Mental health diploma course a small step in right direction

“It would be wonderful if we could have one in every community”

By NUNATSIAQ NEWS

SARA MINOGUE

Nunavut’s first ever diploma program to train mental health workers got started at Nunavut Arctic College in Iqaluit this past Wednesday.

Two years from now, those students could become the first to take mental health care out of Nunavut’s major centers and into the communities.

“This program is a very big step towards the care of the mentally ill in Nunavut, and it will make a tremendous difference in how care is delivered in Nunavut,” said Shelley Cuthbert, a founder of the Akausisarvik mental health centre in Iqaluit and a member of the committee that adapted the program from a similar course offered in Edmonton.

Students will spend two years learning about mental health, with an emphasis on “the whole person.”

In the end, they will be trained to offer counseling for things like sexual abuse, drug and alcohol abuse, domestic violence, depression, suicide and other mental health problems. They will design treatment plans, conduct basic mental health assessments and oversee patients on medication.

The course includes two six-week practicums. The first takes place in Iqaluit, either at the Baffin Correctional Centre, Young Offenders, Akausisarvik, Baffin Regional Hospital, the mental health clinic, or the wellness centre.

The second practicum takes place with a psychiatric nurse in a different community.

Planning for the program started almost two years ago, when the Government of Nunavut’s Department of Justice began meeting with a psychologist to see what could be done for people with mental health problems who are returning to their communities.

Right now, the justice system regularly deals with people who are mentally ill for whom treatment is not available. Mental health services are concentrated in regional centres, where even there, they are in short supply.

“It would be wonderful if we could get [a mental health worker] in every community,” said Irene Swoboda who has worked as a psychiatric nurse in Arctic Bay for the last three years, and joined the course committee last year.

Psychiatric nurses have only come into the Baffin within the last three years. Swoboda sees a “large need” for more.

She has so far seen 450 to 500 patients in Arctic Bay, Pond Inlet, Resolute Bay and Grise Fiord. She has treated people as young as four years old.
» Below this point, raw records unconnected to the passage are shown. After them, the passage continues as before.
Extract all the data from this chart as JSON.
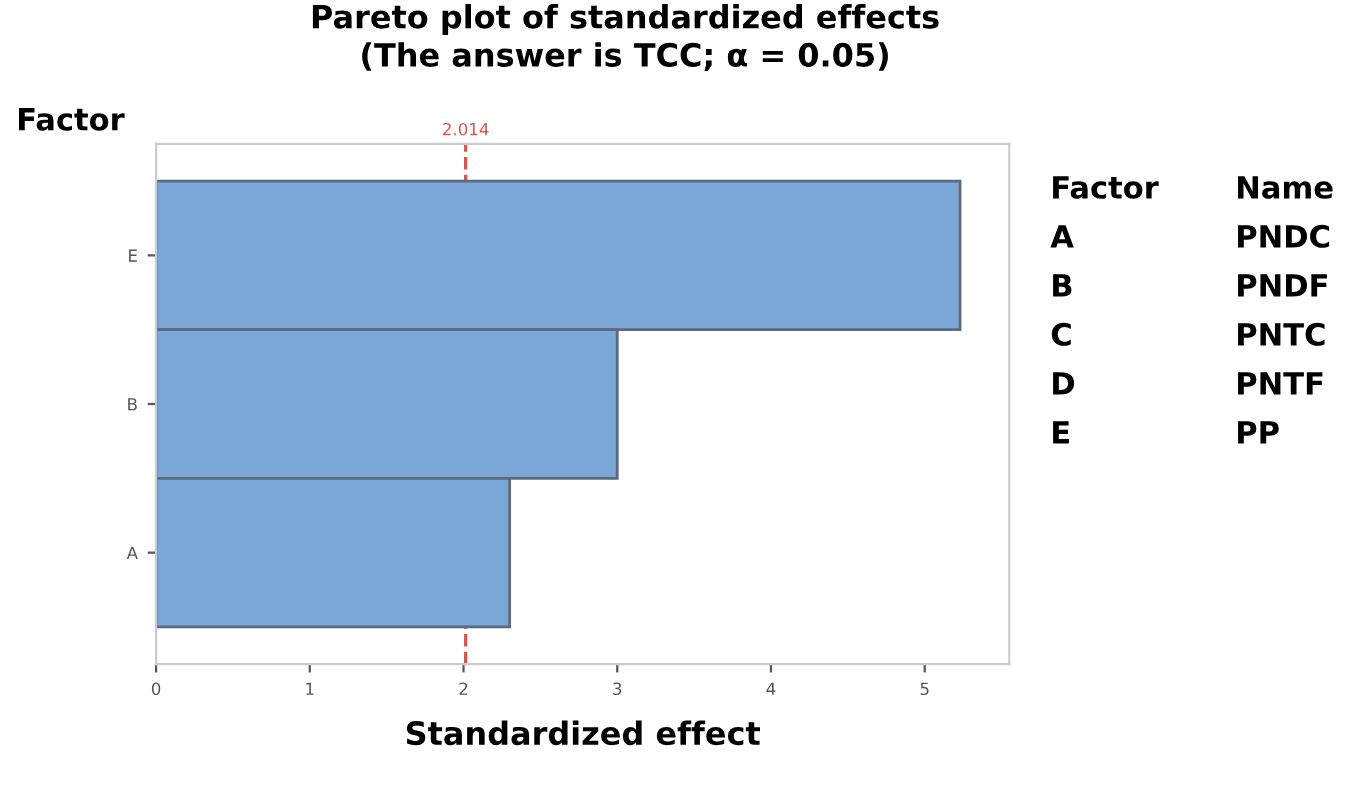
{
  "chart_data": {
    "type": "bar",
    "orientation": "horizontal",
    "title": "Pareto plot of standardized effects\n(The answer is TCC; α = 0.05)",
    "xlabel": "Standardized effect",
    "ylabel": "Factor",
    "categories": [
      "E",
      "B",
      "A"
    ],
    "values": [
      5.23,
      3.0,
      2.3
    ],
    "color": "#7ba7d7",
    "xlim": [
      0,
      5.55
    ],
    "xticks": [
      0,
      1,
      2,
      3,
      4,
      5
    ],
    "ref_lines": [
      {
        "axis": "x",
        "value": 2.014,
        "label": "2.014",
        "color": "#d9534f",
        "line_style": "dashed"
      }
    ],
    "annotations": [
      "Factor",
      "Name",
      "A",
      "PNDC",
      "B",
      "PNDF",
      "C",
      "PNTC",
      "D",
      "PNTF",
      "E",
      "PP"
    ],
    "grid": false,
    "legend": false
  }
}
Often, the only counseling she can offer are telephone conversations every other week, in English. A much better scenario, she said, would be to refer clients to a mental health worker in the community.

“Most people are expressing very, very deep and heartfelt emotions,” Swoboda said. “It’s always better to do that in your own language.”

Swoboda uses the suicide rate as an indicator of the need for services. In 2003, Nunavut lost 37 to suicide. By December of this year, the number was 22.

“A lot of people suicide in reaction to a crisis,” Swoboda said, such as a girlfriend leaving.

The first 24 hours after such an event are crucial.

“If there was somebody in the communities that was accessible, this would be of large benefit.”

In the meantime, far too many people are being sent out of territory for services.

Swoboda recalls one day when five of her clients were sent to the Selkirk Mental Hospital in Selkirk, Man.

“Imagine hearing voices and seeing things that aren’t there and being shipped down south to a white community and try and communicate with people in English, in an environment that is radically different than anything you’ve ever seen before.”

Severe cases would likely still have to be sent out of territory for intense treatment, but with new mental health workers, the goal would be to identify these cases sooner, and offer treatment earlier.

The new mental health workers will add some continuity to services, liaising with wellness counselors, psychiatric nurses, and visiting psychiatrists or doctors.

They will also do community education and prevention — something that overloaded psychiatric nurses don’t get enough time to do, or only do as a follow-up to a suicide.

Communities want this information, said Swoboda. She recalls workshops in Pond Inlet where seats were packed. She’s prepared half-hour talks on depression that have kept people’s attention for three and a half hours.

The course is challenging, thorough, and tailor-made for Nunavut. Students can expect to find a rewarding career.

“If you want a career that makes a difference in people’s lives, this is it,” said Swoboda.

“You never know how many lives you’ve saved.”

For now, the Department of Health and Social Services is funding the course.

Eventually, the program could become a core-funded course. The committee has discussed extending the course to regional campuses or to distance education in the future.